L'adolescente était lourde dans ses bras, et ne fit pas le moindre mouvement pour lui faciliter la tâche. Deux énormes mains l'encerclèrent et Aktas lui fit signe de se pousser.

— Il va falloir faire vite ! hurla-t-il. À mon signal !

L'orc banda ses muscles et les deux femmes s'engouffrèrent dans l'embouchure. Aktas s'élança à leur suite avant de verrouiller l'issue derrière eux. Les ténèbres les entourèrent.

— En-dessous ! s'écria quelqu'un.

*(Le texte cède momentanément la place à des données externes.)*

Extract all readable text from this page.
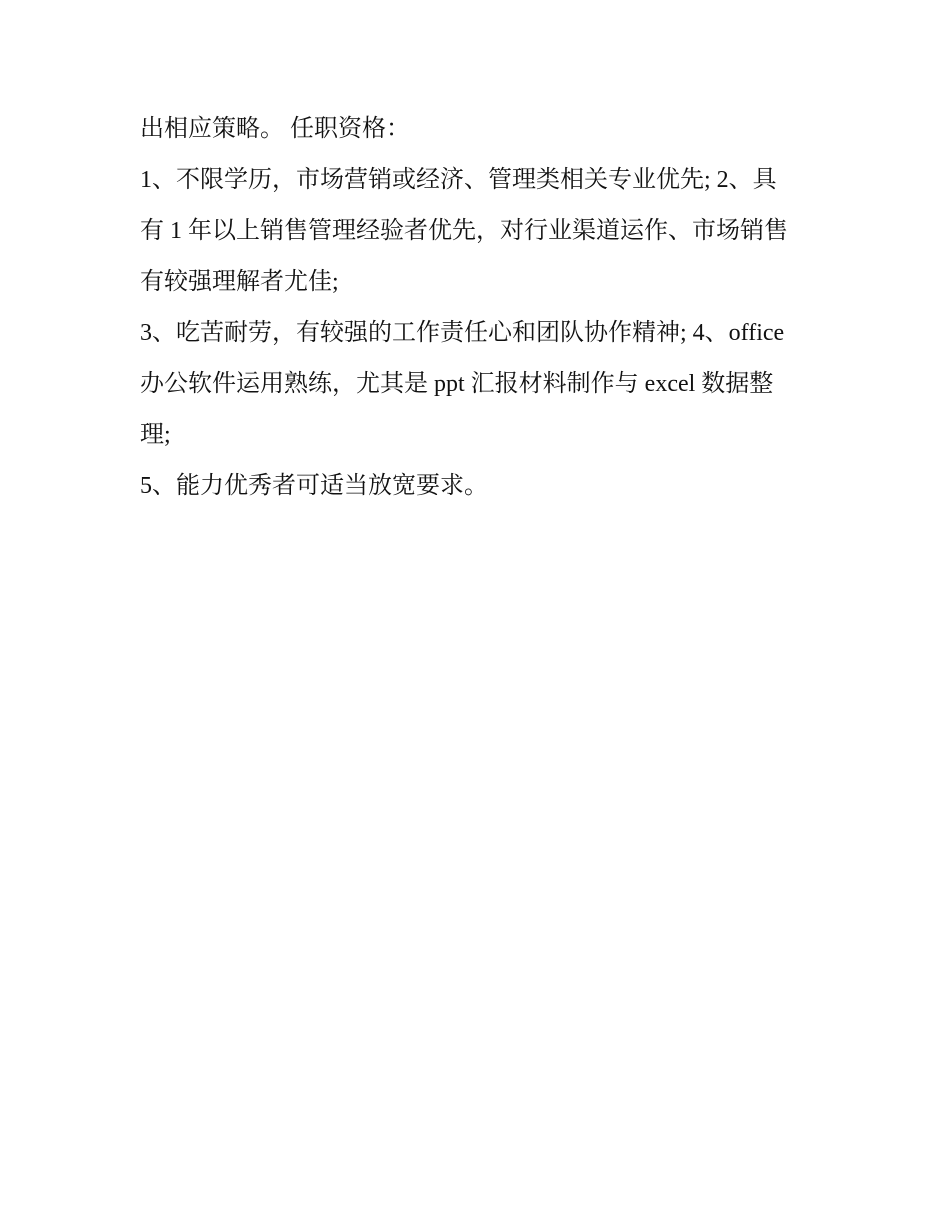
出相应策略。 任职资格：
1、不限学历，市场营销或经济、管理类相关专业优先; 2、具
有 1 年以上销售管理经验者优先，对行业渠道运作、市场销售
有较强理解者尤佳;
3、吃苦耐劳，有较强的工作责任心和团队协作精神; 4、office
办公软件运用熟练，尤其是 ppt 汇报材料制作与 excel 数据整
理;
5、能力优秀者可适当放宽要求。
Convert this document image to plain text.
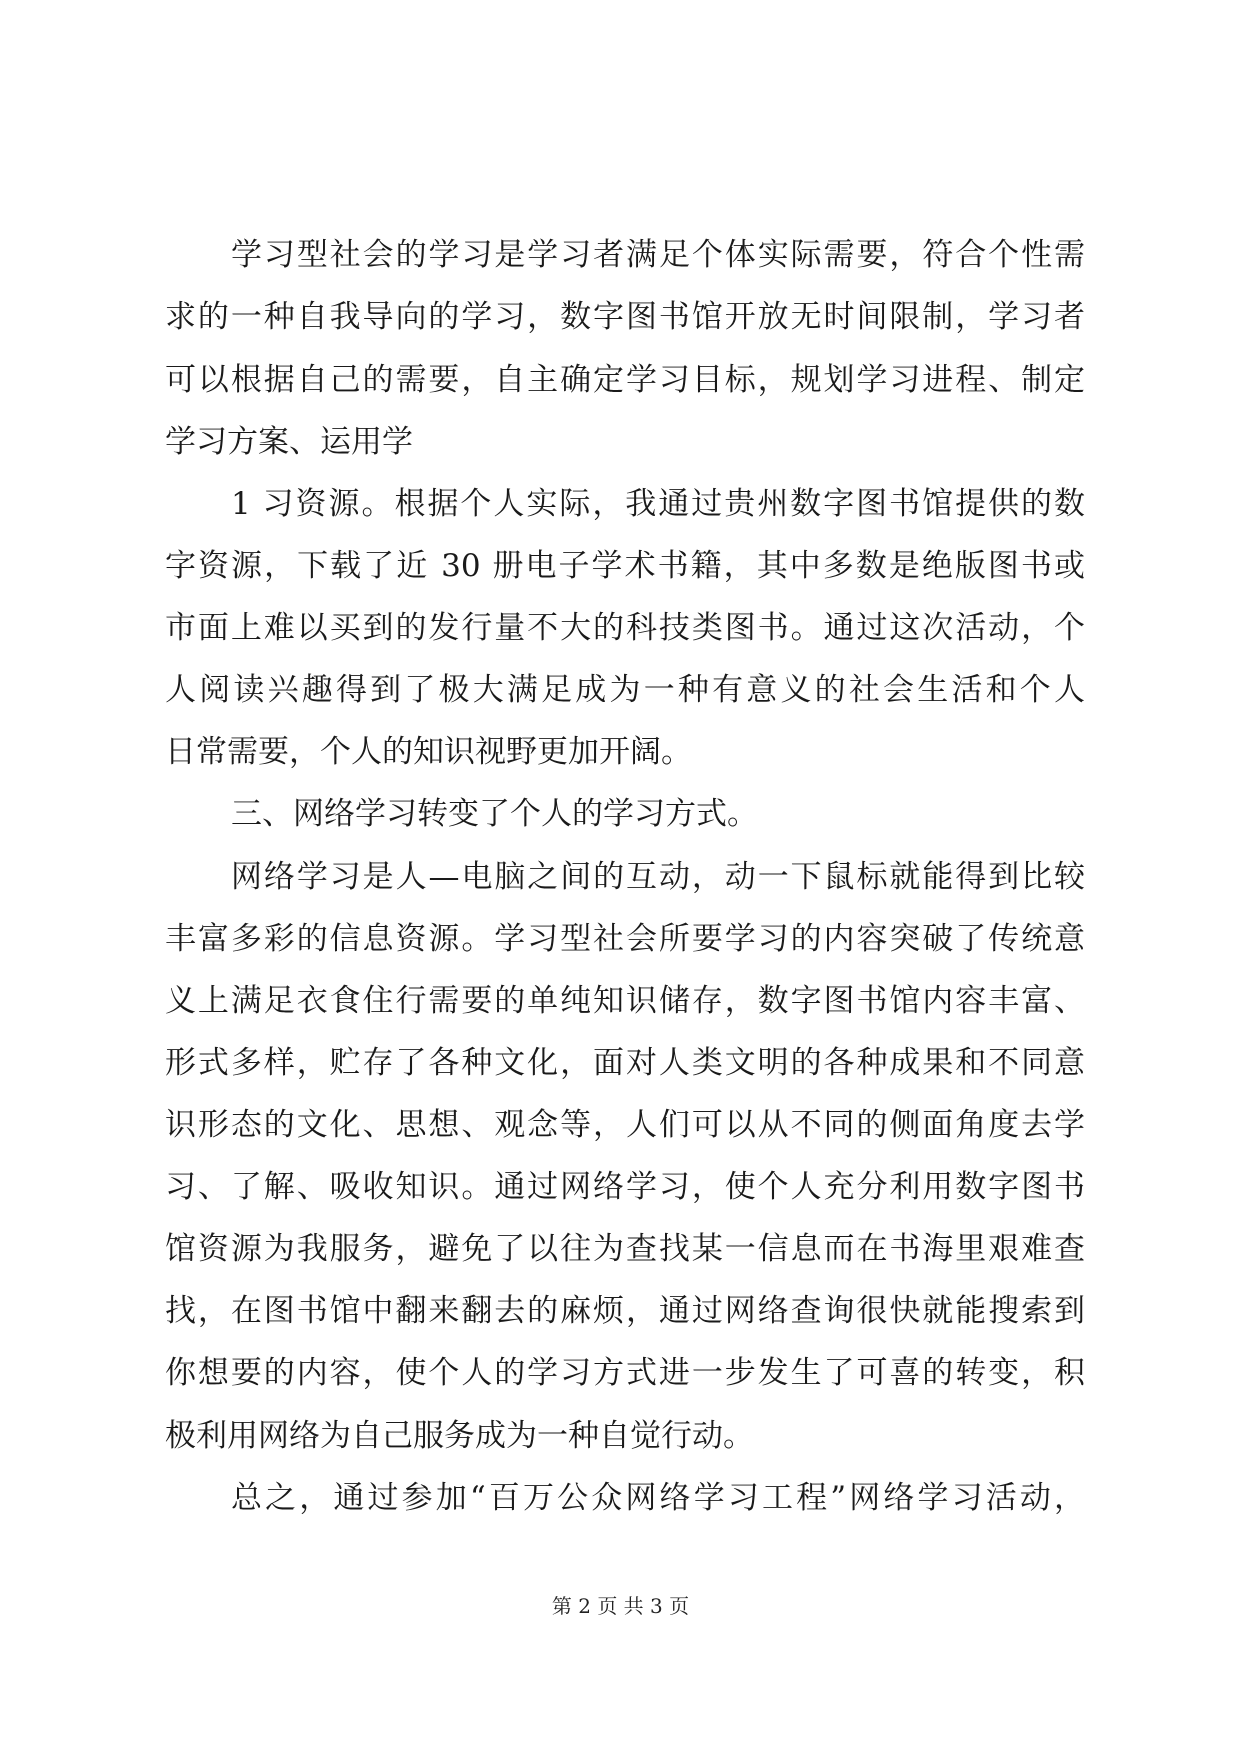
学习型社会的学习是学习者满足个体实际需要，符合个性需
求的一种自我导向的学习，数字图书馆开放无时间限制，学习者
可以根据自己的需要，自主确定学习目标，规划学习进程、制定
学习方案、运用学
1 习资源。根据个人实际，我通过贵州数字图书馆提供的数
字资源，下载了近 30 册电子学术书籍，其中多数是绝版图书或
市面上难以买到的发行量不大的科技类图书。通过这次活动，个
人阅读兴趣得到了极大满足成为一种有意义的社会生活和个人
日常需要，个人的知识视野更加开阔。
三、网络学习转变了个人的学习方式。
网络学习是人—电脑之间的互动，动一下鼠标就能得到比较
丰富多彩的信息资源。学习型社会所要学习的内容突破了传统意
义上满足衣食住行需要的单纯知识储存，数字图书馆内容丰富、
形式多样，贮存了各种文化，面对人类文明的各种成果和不同意
识形态的文化、思想、观念等，人们可以从不同的侧面角度去学
习、了解、吸收知识。通过网络学习，使个人充分利用数字图书
馆资源为我服务，避免了以往为查找某一信息而在书海里艰难查
找，在图书馆中翻来翻去的麻烦，通过网络查询很快就能搜索到
你想要的内容，使个人的学习方式进一步发生了可喜的转变，积
极利用网络为自己服务成为一种自觉行动。
总之，通过参加“百万公众网络学习工程”网络学习活动，
第 2 页 共 3 页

Ils sont partis par-là !

— Ça ne les retiendra pas longtemps, siffla Aktas. Venez, il faut rejoindre les plaines. J'ai repéré des cavernes à proximité des caravanes, on se cachera là.

Nymuë le suivit à l'aveugle, une main tendue vers l'avant, l'autre soutenant Elyon. La trappe aboutissait à proximité des roulottes. C'était un passage pratique pour faire circuler discrètement du matériel lors des représentations, ou même parfois des animaux exotiques. Pour le moment, l'émeute semblait cantonnée à l'intérieur du cirque. Veillant à ne pas laisser de marques de leur passage, la petite troupe se faufila parmi les caravanes. Aktas les guidait, le pas alerte et assuré, ses deux têtes surveillant à la fois leur droite et leur gauche. Au bout de quelques mètres, il leur pointa une crête rocheuse dissimulée par des arbres :

— J'ai découvert l'endroit peu de temps après les premières rumeurs de pillages, chuchota l'orc. J'ai mémorisé sa localisation en me disant que ça pourrait être utile en cas de crise. J'ai bien fait, je crois.

Il les invita à avancer, révélant une entrée derrière des planches de bois. Nymuë constata qu'il ne plaisantait pas, lorsqu'il parlait de crise ; la caverne disposait déjà de bagages, de couvertures, et de quelques lampes accrochées au plafond.

— Tim, comprit-elle. Il t'a aidé à préparer une retraite.

— Oui, confirma-t-il. Je lui ai parlé de la grotte, et il m'a donné le nécessaire pour tenir quelques jours, si nous devions en arriver là. Brindille est censé prévenir dame Séri. On lui en aurait bien parlé avant, mais elle n'aurait rien voulu savoir.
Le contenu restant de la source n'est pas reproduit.